There is increasing overlap between cybersecurity and other priority areas in research at LSU. Cybersecurity matters to farmers, who are increasingly data-driven in their management of crops. It also matters in the protection of sensitive health information and in critical infrastructure, including the operation of ports, refineries and chemical manufacturing plants. As interim director of the LSU Cyber Center, Richard looks forward to interlacing these seemingly disparate research and service areas under one roof to build a better-connected cyber research community for LSU faculty in multiple disciplines, colleges and schools.

“As we continue to grow LSU cyber initiatives, we’re working more and more with different units across the campus, including the law school and business school, which are both part of the LSU Cybersecurity Clinic,” Richard said. “But that’s not all. We’re also collaborating with faculty members in English, psychology, philosophy and ethics, so it makes sense to share resources and solutions to together go after some really big federal grants.”

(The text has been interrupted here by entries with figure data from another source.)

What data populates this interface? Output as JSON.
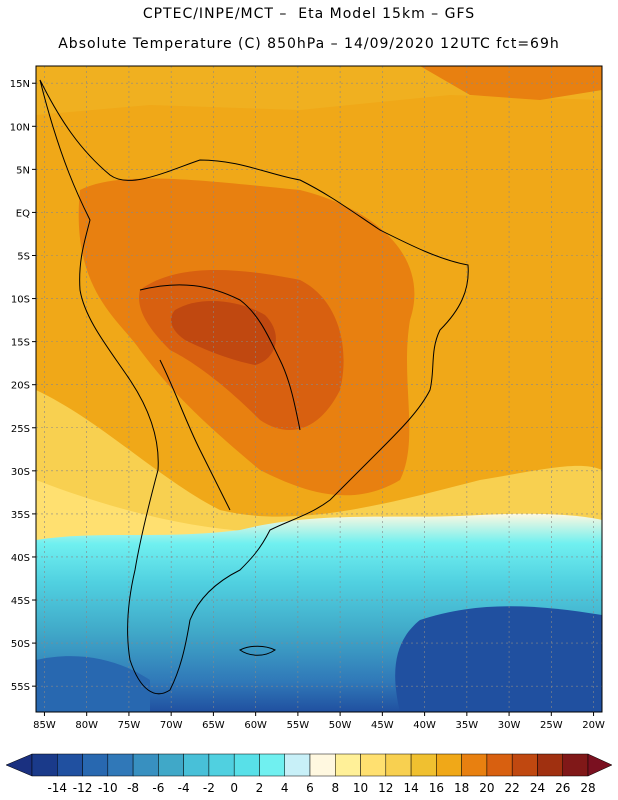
{
  "header": {
    "line1": "CPTEC/INPE/MCT –  Eta Model 15km – GFS",
    "line2": "Absolute Temperature (C) 850hPa – 14/09/2020 12UTC fct=69h"
  },
  "map": {
    "region": "South America",
    "field": "Absolute Temperature (C) 850hPa",
    "lat_ticks": [
      "15N",
      "10N",
      "5N",
      "EQ",
      "5S",
      "10S",
      "15S",
      "20S",
      "25S",
      "30S",
      "35S",
      "40S",
      "45S",
      "50S",
      "55S"
    ],
    "lon_ticks": [
      "85W",
      "80W",
      "75W",
      "70W",
      "65W",
      "60W",
      "55W",
      "50W",
      "45W",
      "40W",
      "35W",
      "30W",
      "25W",
      "20W"
    ],
    "lon_range": [
      -86,
      -19
    ],
    "lat_range": [
      -58,
      17
    ],
    "background_color": "#f0a818"
  },
  "colorbar": {
    "labels": [
      "-14",
      "-12",
      "-10",
      "-8",
      "-6",
      "-4",
      "-2",
      "0",
      "2",
      "4",
      "6",
      "8",
      "10",
      "12",
      "14",
      "16",
      "18",
      "20",
      "22",
      "24",
      "26",
      "28"
    ],
    "colors": [
      "#1a3a8a",
      "#2050a0",
      "#2868b0",
      "#3078b8",
      "#3890c0",
      "#40a8c8",
      "#48c0d8",
      "#50d0e0",
      "#58e0e8",
      "#70f0f0",
      "#c8f0f8",
      "#fff8e0",
      "#fff098",
      "#ffe070",
      "#f8d050",
      "#f0c030",
      "#f0a818",
      "#e88010",
      "#d86010",
      "#c04810",
      "#a03010",
      "#801818"
    ],
    "min_color": "#1a3080",
    "max_color": "#7a1020"
  }
}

“We started from a highly technical core of computer science in building cyber at LSU, but cybersecurity is inherently interdisciplinary,” Richard continued. “It’s about people and human behavior and one of the things I look forward to the most is to use the LSU Cyber Center to further improve the educational experience in cyber at LSU for our rapidly growing body of students.”

Over the past five years, LSU’s computer science program has grown from being the sixth most popular program in the College of Engineering to the second most popular (after mechanical engineering), going by spring enrollment numbers. This increase in popularity is largely driven by LSU’s rapid strides in cyber, said Greg Trahan, director of economic development at LSU and special advisor for cyber initiatives to President Tate:

“Within the Scholarship First Agenda, cybersecurity is the one domain that impacts and influences all of the others, from agriculture to energy,” Trahan said. “LSU is on a path to become one of the nation’s most important cybersecurity schools because of our ability to connect cyber to all other disciplines, and the LSU Cyber Center and Dr. Richard’s work are essential to that effort.”